Here, “ln” is the natural logarithm. The Fisher z-transformed correlation coefficient is approximately normally distributed with a standard error given by

\begin{array}{l} σ = \frac{1}{\sqrt{N - 3}} \end{array}

This formula is useful to judge the sensitivity of an experiment given an expected effect size.

Seed-based Connectivity Analysis

The BASCO toolbox allows performing seed-based functional connectivity analyses, where the mean regional beta-series in a seed region is correlated with all voxel beta-series. This approach is useful in a hypothesis-driven analysis where a priori seed regions can be defined. The mean beta-series is calculated by averaging over all voxels comprising the seed region. This beta-series is then correlated with all voxels inside a user-defined mask or the whole brain. The resulting brain maps are Fisher z-transformed. The functional connectivity maps are saved as 3D NIfTI file (Neuroimaging Informatics Technology Initiative; http://nifti.nimh.nih.gov/) and can be used for group-level analyses.

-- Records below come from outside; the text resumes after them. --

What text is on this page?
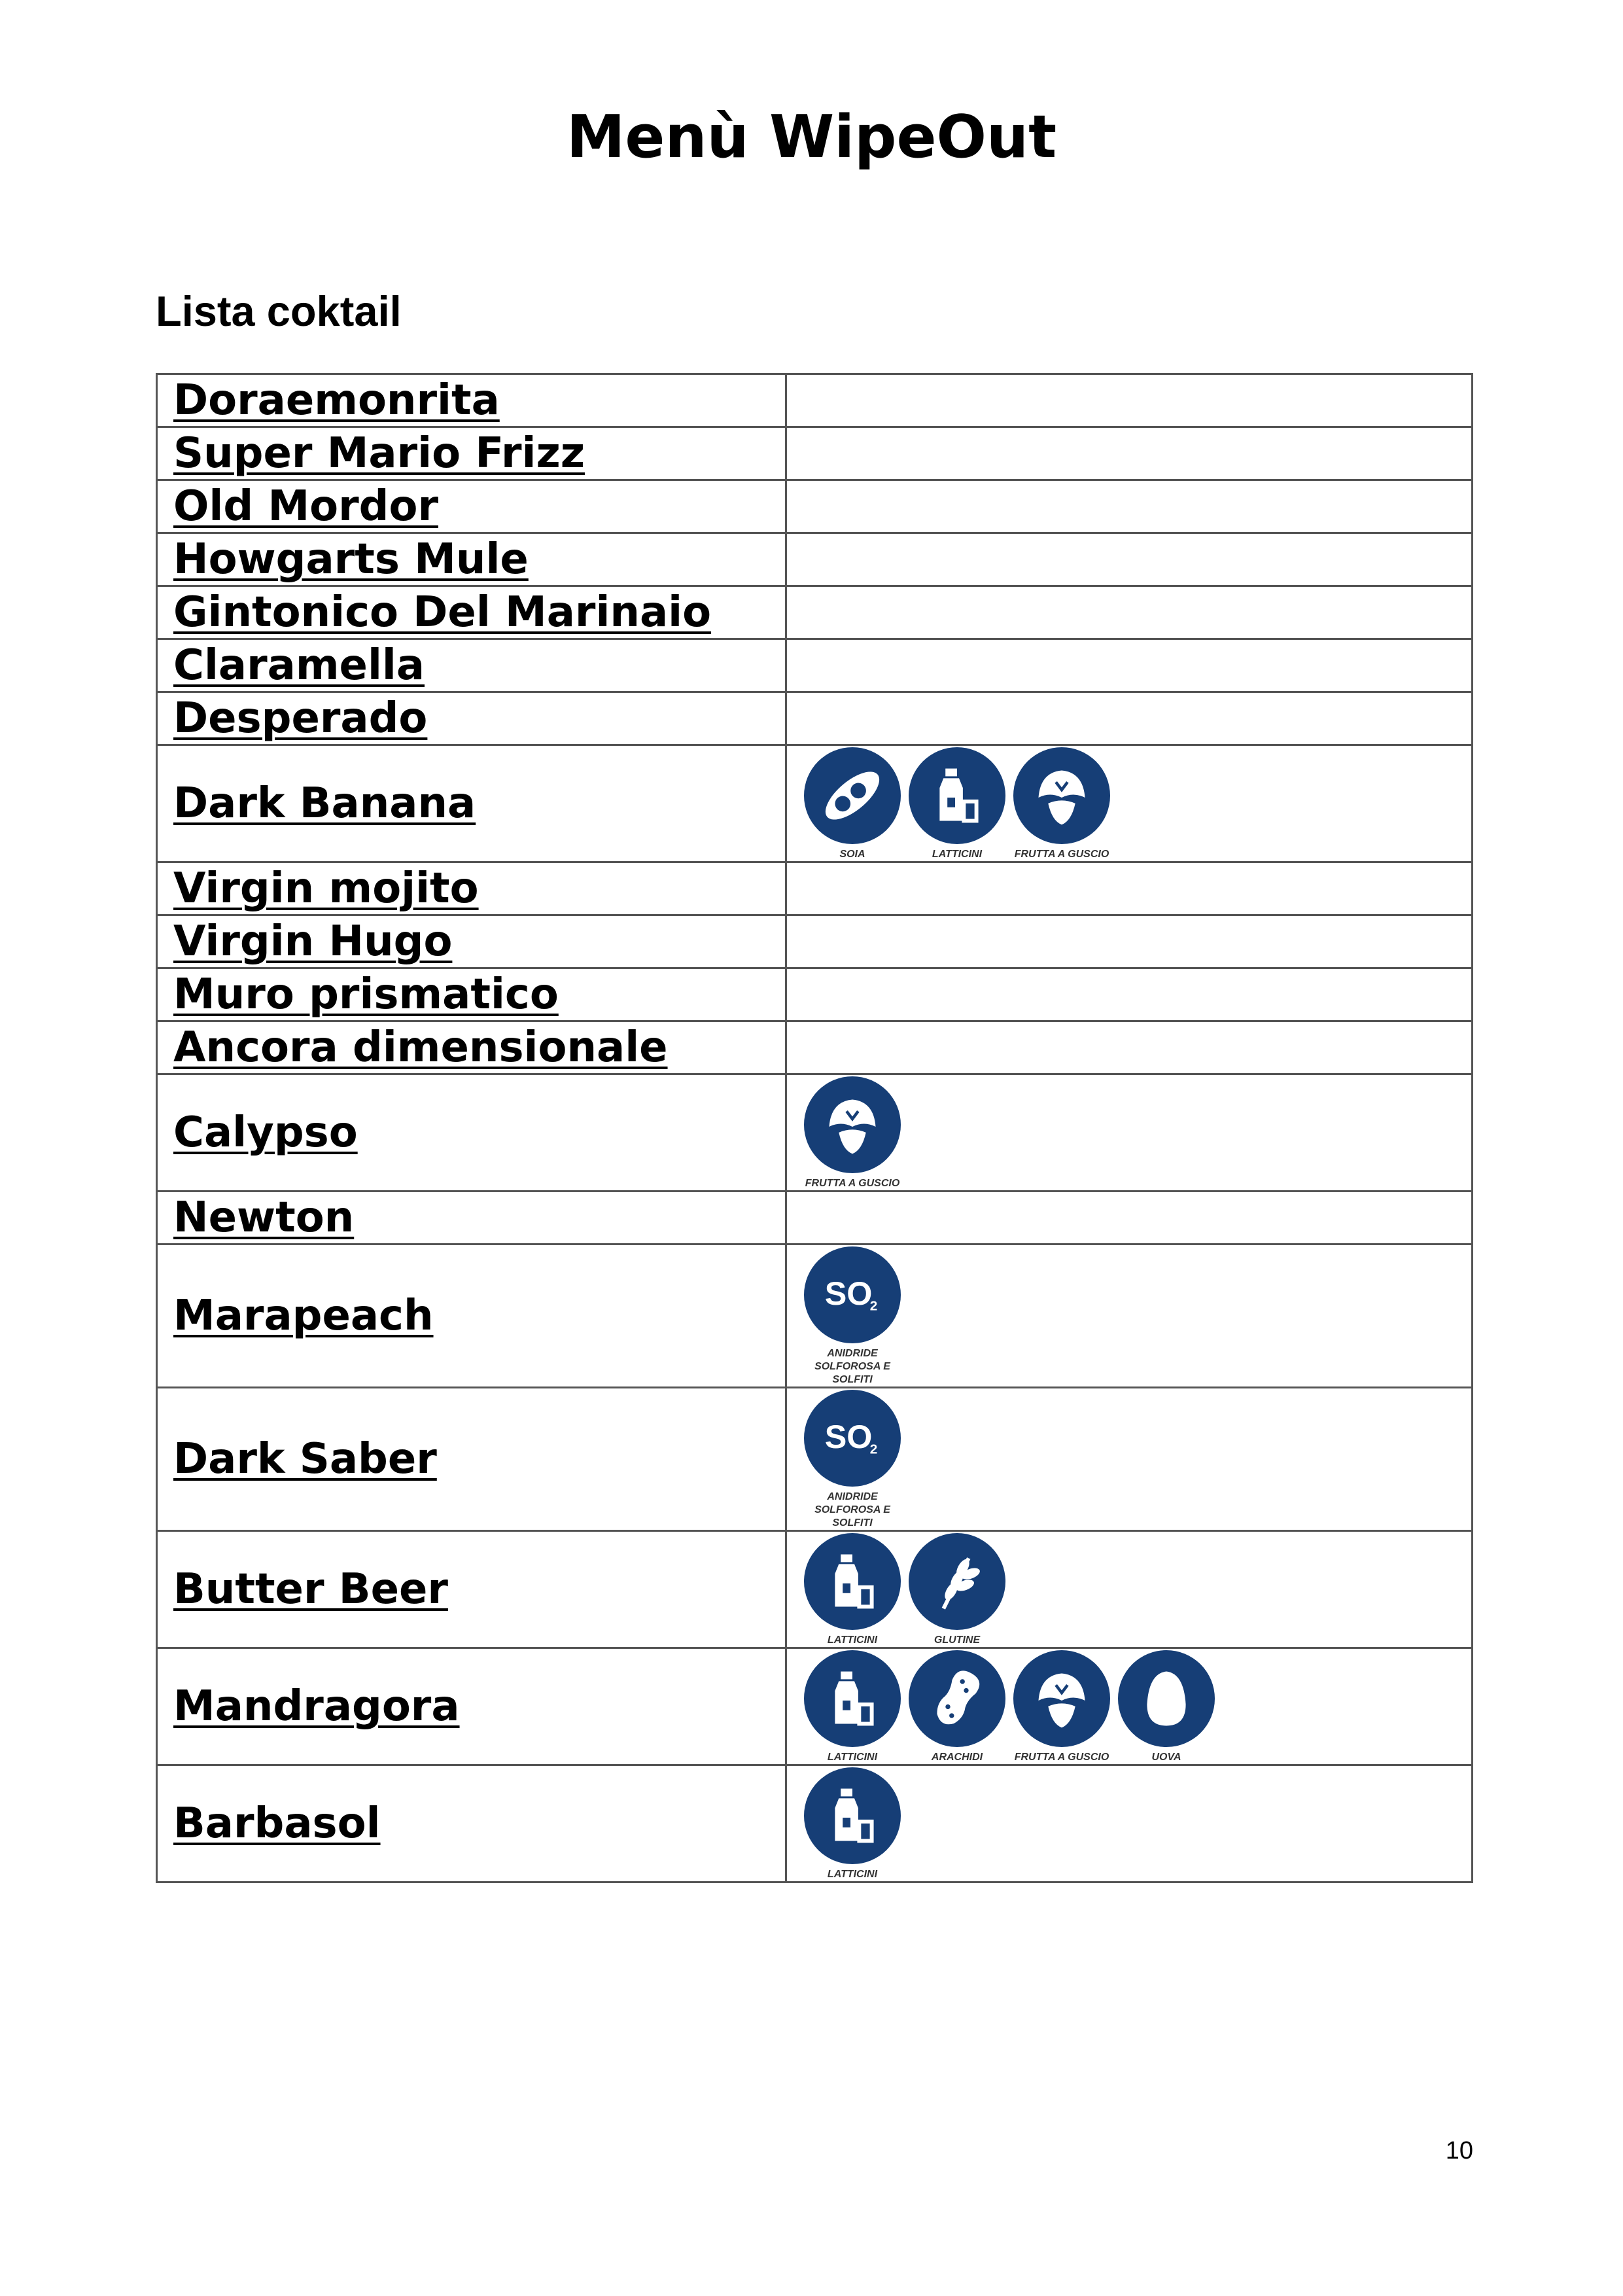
Menù WipeOut
Lista coktail
Doraemonrita	
Super Mario Frizz	
Old Mordor	
Howgarts Mule	
Gintonico Del Marinaio	
Claramella	
Desperado	
Dark Banana	SOIA LATTICINI FRUTTA A GUSCIO

Virgin mojito	
Virgin Hugo	
Muro prismatico	
Ancora dimensionale	
Calypso	FRUTTA A GUSCIO

Newton	
Marapeach	SO
2
ANIDRIDE SOLFOROSA E SOLFITI

Dark Saber	SO
2
ANIDRIDE SOLFOROSA E SOLFITI

Butter Beer	LATTICINI GLUTINE

Mandragora	LATTICINI ARACHIDI FRUTTA A GUSCIO UOVA

Barbasol	LATTICINI
10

ROI-based Network Analysis

Given a parcellation of the brain, the mean beta-series is extracted for each ROI and a network matrix is calculated correlating all ROI beta-series with each other applying Pearson's linear correlation. Correlation coefficients are Fisher-z transformed to allow for averaging and statistical testing. BASCO also offers to assess the statistical dependence between beta-series using Spearman's rank correlation coefficient. Spearman correlation is less sensitive to strong outliers compared to the Pearson correlation and allows to test if two variables are monotonically related and is not restricted to linear relationships. BASCO allows performing data quality checks to spot outliers in the beta-series (see the BASCO manual for more details). If correlation coefficients are dominated by outliers it is more appropriate to use Spearman's correlation than Pearson correlation.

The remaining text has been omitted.